Ketegangan Timur Tengah jadi penentu arah pergerakan harga minyak



KONTAN.CO.ID - JAKARTA. Cenderung tertahan dalam beberapa hari terakhir, harga minyak dunia masih punya peluang untuk merangkak naik ke level US$ 60 per barel. Ini mengacu pada besaran ketegangan politik yang terjadi antara Iran, Inggris dan memungkinkan untuk menjalar hingga ke Amerika Serikat (AS). 

Berdasarkan data Bloomberg, Rabu (24/7) pukul 18.14 WIB, harga minyak west texas intermediate (WTI) untuk pengiriman September 2019 di New York Mercantile Exchange naik 0,42% ke US$ 57,01 per barel. Asal tahu saja, sepanjang Juli 2019 harga minyak tertinggi yang pernah dicapai yakni US$ 60,52 per barel, sedangkan level terendah yakni US$ 55,42 per barel. 

Analis Asia Trade Point Futures Deddy Yusuf Siregar mengatakan, kenaikan harga minyak saat ini lebih dikarenakan meningkatnya ketegangan di Timur Tengah.  Sebagaimana diketahui, saat ini tengah terjadi konflik antara Inggris dengan Iran, di mana negara penghasil minyak tersebut sempat menyandera kapal tanker milik Inggris. 


"Kalau saya lihat pasar minyak saat ini hanya dipengaruhi faktor konflik dua negara tersebut," kata Deddy kepada Kontan.co.id, Rabu (24/7). 

Sementara itu, program OPEC untuk mempertahankan pemangkasan produksi minyak belum berdampak banyak bagi pergerakan harga minyak.

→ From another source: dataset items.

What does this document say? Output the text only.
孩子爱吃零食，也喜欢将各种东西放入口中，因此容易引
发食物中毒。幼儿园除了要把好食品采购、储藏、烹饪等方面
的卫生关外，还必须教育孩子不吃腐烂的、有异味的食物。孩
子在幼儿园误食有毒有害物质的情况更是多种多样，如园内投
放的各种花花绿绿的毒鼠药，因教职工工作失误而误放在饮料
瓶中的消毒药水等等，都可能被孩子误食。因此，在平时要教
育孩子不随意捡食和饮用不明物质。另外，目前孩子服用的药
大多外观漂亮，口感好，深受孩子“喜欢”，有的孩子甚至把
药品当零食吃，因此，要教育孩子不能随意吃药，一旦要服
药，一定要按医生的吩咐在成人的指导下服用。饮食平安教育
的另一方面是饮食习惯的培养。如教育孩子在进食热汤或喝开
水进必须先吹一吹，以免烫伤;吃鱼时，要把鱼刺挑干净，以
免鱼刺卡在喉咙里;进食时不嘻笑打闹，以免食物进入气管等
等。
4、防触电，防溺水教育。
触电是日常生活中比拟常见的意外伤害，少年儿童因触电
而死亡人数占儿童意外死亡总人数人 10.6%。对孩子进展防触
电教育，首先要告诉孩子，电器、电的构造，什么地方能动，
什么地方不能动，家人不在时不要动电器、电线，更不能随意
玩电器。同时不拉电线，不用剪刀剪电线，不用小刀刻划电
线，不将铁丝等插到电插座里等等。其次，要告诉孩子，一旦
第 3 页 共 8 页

Untuk itu, ke depan Deddy memperkirakan pergerakan harga minyak akan ada di rentang US$ 50 per barel hingga US$ 66 per barel hingga akhir tahun. 

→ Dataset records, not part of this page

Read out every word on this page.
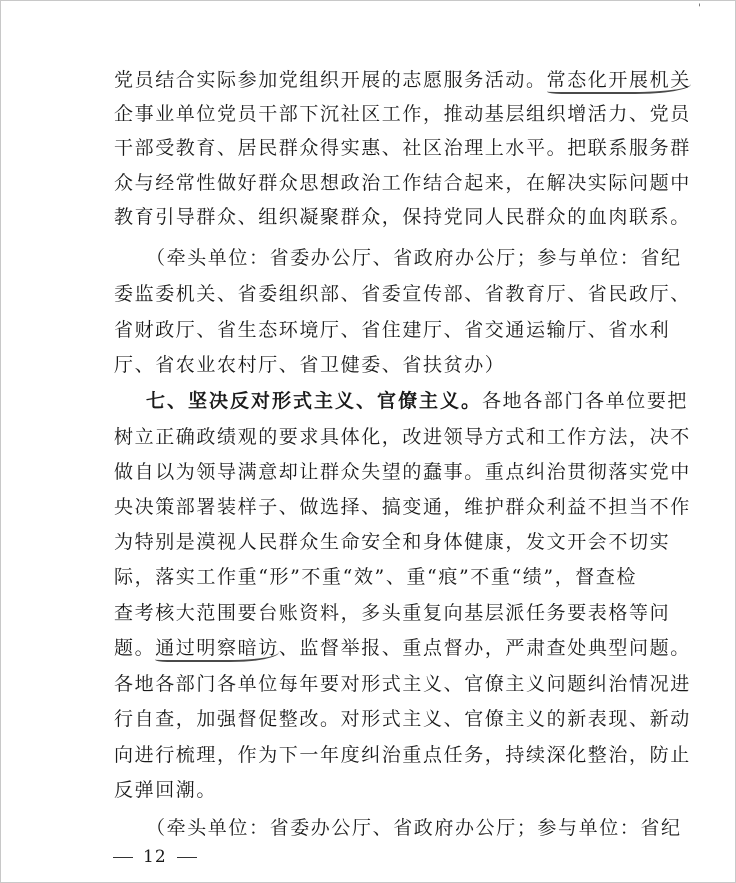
'
党员结合实际参加党组织开展的志愿服务活动。常态化开展机关
企事业单位党员干部下沉社区工作，推动基层组织增活力、党员
干部受教育、居民群众得实惠、社区治理上水平。把联系服务群
众与经常性做好群众思想政治工作结合起来，在解决实际问题中
教育引导群众、组织凝聚群众，保持党同人民群众的血肉联系。
（牵头单位：省委办公厅、省政府办公厅；参与单位：省纪
委监委机关、省委组织部、省委宣传部、省教育厅、省民政厅、
省财政厅、省生态环境厅、省住建厅、省交通运输厅、省水利
厅、省农业农村厅、省卫健委、省扶贫办）
七、坚决反对形式主义、官僚主义。各地各部门各单位要把
树立正确政绩观的要求具体化，改进领导方式和工作方法，决不
做自以为领导满意却让群众失望的蠢事。重点纠治贯彻落实党中
央决策部署装样子、做选择、搞变通，维护群众利益不担当不作
为特别是漠视人民群众生命安全和身体健康，发文开会不切实
际，落实工作重“形”不重“效”、重“痕”不重“绩”，督查检
查考核大范围要台账资料，多头重复向基层派任务要表格等问
题。通过明察暗访、监督举报、重点督办，严肃查处典型问题。
各地各部门各单位每年要对形式主义、官僚主义问题纠治情况进
行自查，加强督促整改。对形式主义、官僚主义的新表现、新动
向进行梳理，作为下一年度纠治重点任务，持续深化整治，防止
反弹回潮。
（牵头单位：省委办公厅、省政府办公厅；参与单位：省纪
12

Alasannya, pasar saat ini masih memperhatikan sikap dan langkah Presiden AS Donald Trump yang tidak cukup nyaman ketika harga minyak menyentuh level tinggi. Sehingga rentang harga minyak diperkirakan tidak akan bergerak banyak.

"Kecuali, jika ada perang terbuka antara Iran dan Inggris, yang ujungnya bakal melibatkan AS. Bisa dipastikan harga minyak akan melonjak lantaran arus pasokan bisa terganggu," ungkapnya. 

Ditambah lagi, pasar memperkirakan persediaan minyak mingguan AS bakal berkurang sekitar 4 juta barel. Artinya, saat angka tersebut sesuai ekspektasi pasar, bukan tidak mungkin harga minyak bisa terdongkrak naik di tengah meningkatnya ketegangan di Timur Tengah. 

Di sisi lain, pernyataan Dana Moneter Internasional (IMF) yang memangkas angka pertumbuhan ekonomi global ke level 3,2% tahun ini, sekaligus menunjukkan bahwa kondisi ekonomi dunia belum menunjang kenaikan harga minyak ke level yang lebih tinggi. Kalaupun harga minyak bisa tembus ke level US$ 60 per barel, Deddy menilai kondisi tersebut sebatas keberuntungan belaka. 

"Karena, mau tidak mau kita harus melihat kondisi pasar fundamental untuk minyak. Dimana sentimen ketegangan Timur Tengah masih akan mendominasi," jelasnya. 

Secara teknikal, Deddy menilai rata-rata indikator menunjukkan tren bearish. Di antaranya, harga saat ini masih berada di bawah moving average (MA) 50, MA100 dan MA200 yang mengindikasikan pelemahan. Begitu juga dengan indikator RSI yang berada di area 48 yang mengindikasikan penurunan.

Untuk indikator stochastic berada di area 54 yang berpotensi menguat namun terbatas. Sementara indikator MACD masih berada di area negatif. Melihat kondisi tersebut, untuk jangka pendek Deddy merekomendasikan investor untuk buy. 

Adapun proyeksi pergerakan harga minyak untuk perdagangan Kamis (25/7), bakal bergerak di kisaran resistance US$ 57,80; US$ 58,40; US$ 59,50 per barel. Sedangkan untuk kisaran support berada di level US$ 56,20; US$ 55,10; US$ 54,40 per barel.